A DNA test could determine whether or not patients are likely to become addicted to opioids, according to a Georgia pain and addiction specialist.
Dr. Damon Christian Kimes, an addiction and pain specialist at Roswell Pain Specialists in Roswell, Ga., provides new patients with the Proove Opioid Risk genetic profile, a method that reportedly analyzes an individual’s DNA and codifies them by level of risk for addiction. Proove, a personalized pain management company founded by geneticists in Irvine, Calif., claims that its profile has an approximately 92% accuracy rate in determining whether an individual presents a low, moderate or high risk for opioid dependency.
“People often do not know what their genetics hold,” he told Fox 5 Atlanta. “What we will be able to do is look at the opioid risk index, we are going to be able to look at specific medications and how your body metabolizes or breaks down those medications.”
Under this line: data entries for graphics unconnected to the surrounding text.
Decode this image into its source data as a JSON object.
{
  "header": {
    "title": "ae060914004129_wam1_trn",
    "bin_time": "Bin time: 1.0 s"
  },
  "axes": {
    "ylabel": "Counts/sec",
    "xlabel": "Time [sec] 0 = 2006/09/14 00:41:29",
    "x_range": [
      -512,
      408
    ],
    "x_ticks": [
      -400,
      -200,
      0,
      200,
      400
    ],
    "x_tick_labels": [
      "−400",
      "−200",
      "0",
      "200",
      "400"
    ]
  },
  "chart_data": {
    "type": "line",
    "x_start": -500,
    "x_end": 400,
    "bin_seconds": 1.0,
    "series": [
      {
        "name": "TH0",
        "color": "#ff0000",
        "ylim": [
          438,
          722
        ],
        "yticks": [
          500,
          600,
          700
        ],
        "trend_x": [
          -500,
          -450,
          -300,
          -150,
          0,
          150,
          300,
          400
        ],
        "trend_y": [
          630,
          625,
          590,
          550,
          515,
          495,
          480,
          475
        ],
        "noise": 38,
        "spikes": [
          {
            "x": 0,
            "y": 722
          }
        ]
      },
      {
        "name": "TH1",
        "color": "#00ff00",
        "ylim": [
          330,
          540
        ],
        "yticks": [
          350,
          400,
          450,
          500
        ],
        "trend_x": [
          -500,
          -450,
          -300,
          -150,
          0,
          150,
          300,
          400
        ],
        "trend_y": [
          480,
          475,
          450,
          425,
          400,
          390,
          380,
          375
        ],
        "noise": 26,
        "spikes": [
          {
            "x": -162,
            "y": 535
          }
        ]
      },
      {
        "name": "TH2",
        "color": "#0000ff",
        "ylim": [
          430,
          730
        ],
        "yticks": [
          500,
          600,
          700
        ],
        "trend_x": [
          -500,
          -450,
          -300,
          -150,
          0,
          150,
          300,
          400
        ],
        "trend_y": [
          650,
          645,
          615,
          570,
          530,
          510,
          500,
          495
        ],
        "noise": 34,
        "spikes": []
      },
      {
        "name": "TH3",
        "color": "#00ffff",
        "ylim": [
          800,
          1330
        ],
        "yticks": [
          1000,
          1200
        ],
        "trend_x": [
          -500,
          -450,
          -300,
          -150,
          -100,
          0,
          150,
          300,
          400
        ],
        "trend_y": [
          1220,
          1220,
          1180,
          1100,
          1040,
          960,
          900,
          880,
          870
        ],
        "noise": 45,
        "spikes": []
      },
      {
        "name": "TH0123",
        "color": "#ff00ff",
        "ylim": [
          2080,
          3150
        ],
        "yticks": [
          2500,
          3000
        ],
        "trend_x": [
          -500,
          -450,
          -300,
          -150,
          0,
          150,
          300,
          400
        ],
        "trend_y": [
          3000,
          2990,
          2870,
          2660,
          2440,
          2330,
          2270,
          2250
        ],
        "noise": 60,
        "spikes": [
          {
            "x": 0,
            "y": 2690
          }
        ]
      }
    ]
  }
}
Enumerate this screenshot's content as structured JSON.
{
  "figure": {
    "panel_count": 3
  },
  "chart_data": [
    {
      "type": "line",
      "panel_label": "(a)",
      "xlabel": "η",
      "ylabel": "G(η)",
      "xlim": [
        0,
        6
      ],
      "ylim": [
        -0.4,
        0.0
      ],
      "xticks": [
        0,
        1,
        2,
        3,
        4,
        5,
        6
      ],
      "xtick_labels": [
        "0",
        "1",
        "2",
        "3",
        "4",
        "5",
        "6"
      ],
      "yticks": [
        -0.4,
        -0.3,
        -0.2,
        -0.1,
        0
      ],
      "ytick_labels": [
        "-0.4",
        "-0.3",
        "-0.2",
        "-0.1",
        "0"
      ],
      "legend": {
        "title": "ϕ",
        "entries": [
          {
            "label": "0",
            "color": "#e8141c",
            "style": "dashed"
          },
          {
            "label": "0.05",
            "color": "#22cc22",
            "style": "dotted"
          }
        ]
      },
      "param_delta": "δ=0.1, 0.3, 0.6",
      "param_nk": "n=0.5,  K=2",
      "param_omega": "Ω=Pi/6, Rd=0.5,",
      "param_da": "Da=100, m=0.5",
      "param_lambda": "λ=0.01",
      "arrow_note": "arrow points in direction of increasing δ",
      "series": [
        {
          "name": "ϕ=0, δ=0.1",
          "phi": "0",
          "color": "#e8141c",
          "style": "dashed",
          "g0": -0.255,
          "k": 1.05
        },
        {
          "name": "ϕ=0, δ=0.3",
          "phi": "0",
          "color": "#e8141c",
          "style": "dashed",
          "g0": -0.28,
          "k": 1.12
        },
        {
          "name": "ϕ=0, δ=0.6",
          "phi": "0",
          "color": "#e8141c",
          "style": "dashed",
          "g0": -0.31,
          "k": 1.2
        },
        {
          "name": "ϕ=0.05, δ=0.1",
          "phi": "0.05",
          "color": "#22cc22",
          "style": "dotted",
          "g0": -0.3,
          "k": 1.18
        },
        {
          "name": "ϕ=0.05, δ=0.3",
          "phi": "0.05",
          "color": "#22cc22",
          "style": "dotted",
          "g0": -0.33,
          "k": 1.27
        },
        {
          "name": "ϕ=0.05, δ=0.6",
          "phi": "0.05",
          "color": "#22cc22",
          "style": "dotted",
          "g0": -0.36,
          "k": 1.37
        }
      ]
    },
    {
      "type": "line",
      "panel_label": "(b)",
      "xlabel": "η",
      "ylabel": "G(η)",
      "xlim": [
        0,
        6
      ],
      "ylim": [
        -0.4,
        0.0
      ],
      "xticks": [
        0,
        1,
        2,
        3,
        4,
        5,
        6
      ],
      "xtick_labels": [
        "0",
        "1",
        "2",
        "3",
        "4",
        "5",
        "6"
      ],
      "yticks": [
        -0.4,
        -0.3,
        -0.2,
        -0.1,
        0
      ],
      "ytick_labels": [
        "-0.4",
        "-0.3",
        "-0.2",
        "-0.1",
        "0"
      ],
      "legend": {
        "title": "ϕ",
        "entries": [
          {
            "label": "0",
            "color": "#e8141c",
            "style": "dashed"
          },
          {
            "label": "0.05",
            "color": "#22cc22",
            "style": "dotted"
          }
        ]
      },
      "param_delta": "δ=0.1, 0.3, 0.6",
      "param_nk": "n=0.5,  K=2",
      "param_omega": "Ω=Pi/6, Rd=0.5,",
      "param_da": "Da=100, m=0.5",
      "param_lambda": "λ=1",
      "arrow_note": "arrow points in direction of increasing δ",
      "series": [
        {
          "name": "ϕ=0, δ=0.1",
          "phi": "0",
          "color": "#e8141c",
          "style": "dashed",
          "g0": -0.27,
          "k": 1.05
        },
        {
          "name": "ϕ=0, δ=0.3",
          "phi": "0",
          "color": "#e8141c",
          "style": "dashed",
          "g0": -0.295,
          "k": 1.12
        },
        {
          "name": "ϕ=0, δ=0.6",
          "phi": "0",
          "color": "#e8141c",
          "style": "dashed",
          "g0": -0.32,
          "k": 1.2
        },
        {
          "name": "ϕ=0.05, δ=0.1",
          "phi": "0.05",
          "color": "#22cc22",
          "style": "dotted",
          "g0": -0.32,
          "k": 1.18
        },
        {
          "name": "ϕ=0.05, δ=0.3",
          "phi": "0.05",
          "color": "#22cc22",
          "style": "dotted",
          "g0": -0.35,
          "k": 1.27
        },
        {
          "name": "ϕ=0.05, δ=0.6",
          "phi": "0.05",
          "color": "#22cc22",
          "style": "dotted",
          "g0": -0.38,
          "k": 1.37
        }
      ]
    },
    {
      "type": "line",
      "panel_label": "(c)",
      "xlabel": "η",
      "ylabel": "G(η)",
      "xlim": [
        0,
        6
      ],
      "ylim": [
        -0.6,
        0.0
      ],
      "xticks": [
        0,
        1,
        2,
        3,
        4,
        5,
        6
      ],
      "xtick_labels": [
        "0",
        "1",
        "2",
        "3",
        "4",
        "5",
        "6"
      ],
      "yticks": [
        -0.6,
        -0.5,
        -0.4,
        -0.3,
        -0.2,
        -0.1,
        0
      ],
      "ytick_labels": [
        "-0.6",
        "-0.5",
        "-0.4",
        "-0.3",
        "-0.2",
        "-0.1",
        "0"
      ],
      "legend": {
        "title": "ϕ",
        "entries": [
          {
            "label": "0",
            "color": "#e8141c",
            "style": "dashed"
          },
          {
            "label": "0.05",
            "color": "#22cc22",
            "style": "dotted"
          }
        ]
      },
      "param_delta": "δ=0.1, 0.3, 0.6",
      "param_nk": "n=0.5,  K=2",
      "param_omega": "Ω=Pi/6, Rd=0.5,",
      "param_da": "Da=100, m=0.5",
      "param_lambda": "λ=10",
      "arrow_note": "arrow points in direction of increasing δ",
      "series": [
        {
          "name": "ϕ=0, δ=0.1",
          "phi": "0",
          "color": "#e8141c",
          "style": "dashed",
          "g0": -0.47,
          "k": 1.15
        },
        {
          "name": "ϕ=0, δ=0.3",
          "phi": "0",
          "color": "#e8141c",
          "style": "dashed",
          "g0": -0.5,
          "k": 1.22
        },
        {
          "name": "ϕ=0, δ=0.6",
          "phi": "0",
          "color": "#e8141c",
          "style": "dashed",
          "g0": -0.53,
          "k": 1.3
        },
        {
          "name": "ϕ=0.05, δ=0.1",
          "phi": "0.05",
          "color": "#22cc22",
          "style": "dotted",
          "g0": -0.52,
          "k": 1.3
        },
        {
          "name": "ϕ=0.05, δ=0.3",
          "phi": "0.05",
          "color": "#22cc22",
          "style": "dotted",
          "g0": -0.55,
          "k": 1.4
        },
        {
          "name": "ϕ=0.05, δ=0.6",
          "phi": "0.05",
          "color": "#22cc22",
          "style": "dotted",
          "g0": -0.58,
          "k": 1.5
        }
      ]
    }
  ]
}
Kimes—who is married to Atlanta-based dentist Dr. Heavenly Kimes, star of the Bravo reality series Married to Medicine—stated that the Proove opioid risk profile can be a valuable tool for doctors to not only assist but actually prevent addiction in patients.
“When you have that genetic DNA test right there … you can say this is in your genetic makeup,” said Kimes, “[and] we can act on it or avoid certain things because we know that this is something that we may have a problem with later on.” In March, Kimes invited doctors attending the National Rx Drug Abuse & Heroin Summit in Atlanta to visit his clinic so they could witness firsthand patients undergoing DNA testing with the Proove opioid risk profile.
According to a press release from Proove, the company sold more than 31,000 Proove opioid risk profiles to physicians the in 2015. These tests join the more than 600,000 genetic tests—which are also used to identify effective psychiatric drugs—administered by various companies between 2012 and 2015, which has some industry observers concerned about the legitimacy of the studies behind the tests.
A review by the New England Center for Investigative Reporting found that nearly all of the evidence supporting the effectiveness of these tests were based on limited studies founded by the companies themselves or by researchers they fund, and are not regulated by the government or the Food and Drug Administration prior to marketing and sale of the products.
Proove’s 92.75% accuracy rate is based on research conducted by its own scientists, who presented their findings at a meeting of the American Society of Regional Anesthesia and Pain Management in 2015.